Milliarden-Tricks in der Bilanz Bundesbank ermittelt gegen Deutsche Bank

Hat die Deutsche Bank während der Finanzkrise 2008/2009 bei ihren Bilanzen getrickst, um Verluste zu verschleiern? Diesem Verdacht geht die US-Börsenaufsicht nach. Jetzt schaltet sich einem Medienbericht zufolge auch die Bundesbank in die Ermittlungen ein.

Während der Finanzkrise 2008/2009 soll die Deutsche Bank Milliardenverluste bei Kreditderivaten verschleiert haben. Nun hat sich die Bundesbank in die Ermittlungen wegen des Verdachts der Bilanztricksereien eingeschaltet, wie die Financial Times berichtet. Nun soll ein Team der Zentralbank nächste Woche nach New York reisen, um aktuelle und ehemalige Mitarbeiter des Dax-Konzerns zu befragen, die über die Vorgänge in den Jahren 2006 bis 2009 Bescheid wüssten.

Die Deutsche Bank soll während der Finanzkrise mehr als zwölf Milliarden Euro an Buchverlusten nicht korrekt ausgewiesen haben. Während dieser Zeit hatte die Deutsche Bank deswegen erstaunlich gute Ergebnisse verbucht.

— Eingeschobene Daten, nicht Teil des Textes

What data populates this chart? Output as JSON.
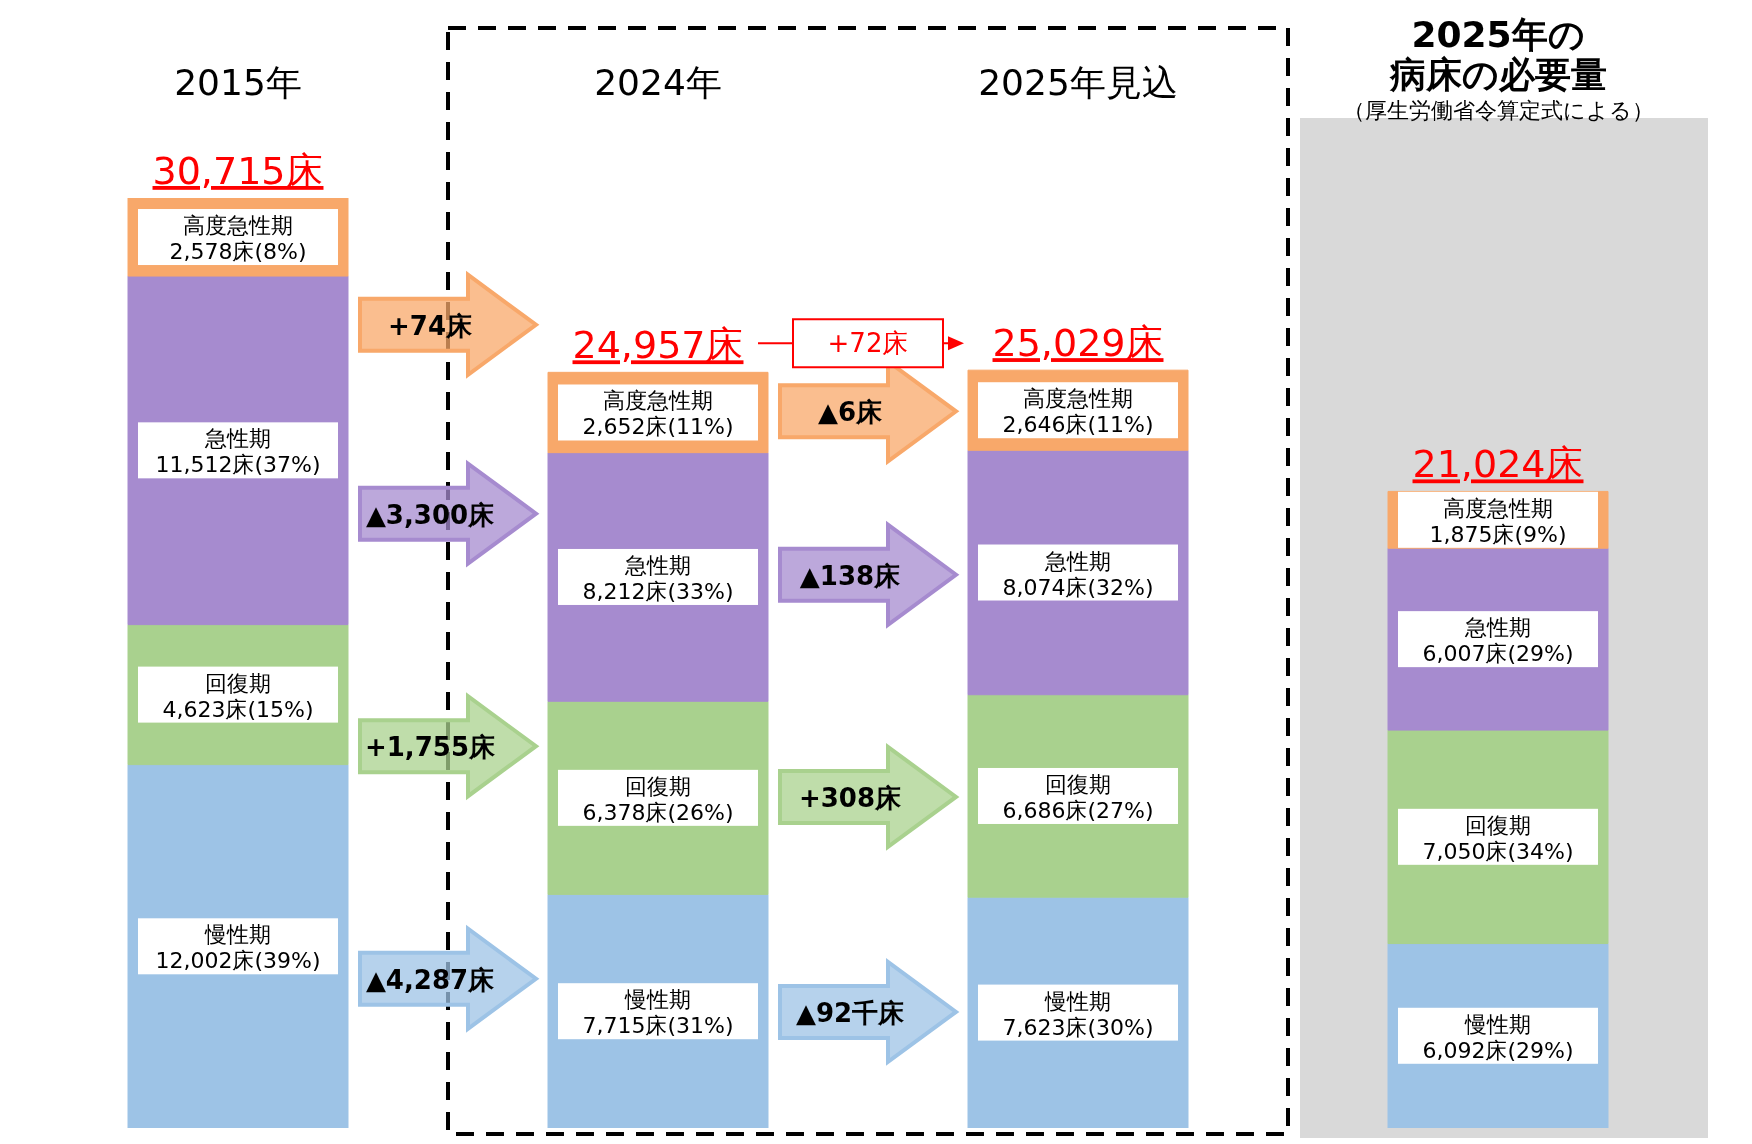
{
  "chart_data": {
    "type": "bar",
    "stacked": true,
    "categories": [
      "2015年",
      "2024年",
      "2025年見込",
      "2025年の病床の必要量"
    ],
    "series": [
      {
        "name": "慢性期",
        "color": "#9dc3e6",
        "values": [
          12002,
          7715,
          7623,
          6092
        ],
        "value_labels": [
          "12,002床(39%)",
          "7,715床(31%)",
          "7,623床(30%)",
          "6,092床(29%)"
        ]
      },
      {
        "name": "回復期",
        "color": "#a9d18e",
        "values": [
          4623,
          6378,
          6686,
          7050
        ],
        "value_labels": [
          "4,623床(15%)",
          "6,378床(26%)",
          "6,686床(27%)",
          "7,050床(34%)"
        ]
      },
      {
        "name": "急性期",
        "color": "#a68bcf",
        "values": [
          11512,
          8212,
          8074,
          6007
        ],
        "value_labels": [
          "11,512床(37%)",
          "8,212床(33%)",
          "8,074床(32%)",
          "6,007床(29%)"
        ]
      },
      {
        "name": "高度急性期",
        "color": "#f8a86a",
        "values": [
          2578,
          2652,
          2646,
          1875
        ],
        "value_labels": [
          "2,578床(8%)",
          "2,652床(11%)",
          "2,646床(11%)",
          "1,875床(9%)"
        ]
      }
    ],
    "totals": [
      "30,715床",
      "24,957床",
      "25,029床",
      "21,024床"
    ],
    "annotations": [
      "+74床",
      "▲3,300床",
      "+1,755床",
      "▲4,287床",
      "+72床",
      "▲6床",
      "▲138床",
      "+308床",
      "▲92千床",
      "（厚生労働省令算定式による）"
    ],
    "legend": false,
    "grid": false
  }
}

Der damalige Vorstandschef Josef Ackermann konnte wegen der guten Zahlen öffentlichkeitswirksam Staatshilfen zurückweisen, die außer der Deutschen Bank fast jede internationale Bank in Anspruch nahm. Anleger dankten es ihm: Der Verweis auf die finanzielle Unabhängigkeit vom Staat trotz Krise war ein Grund, dass der Aktienkurs der Deutschen Bank sich Anfang 2009 so schnell wieder vom Kriseneinbruch erholte.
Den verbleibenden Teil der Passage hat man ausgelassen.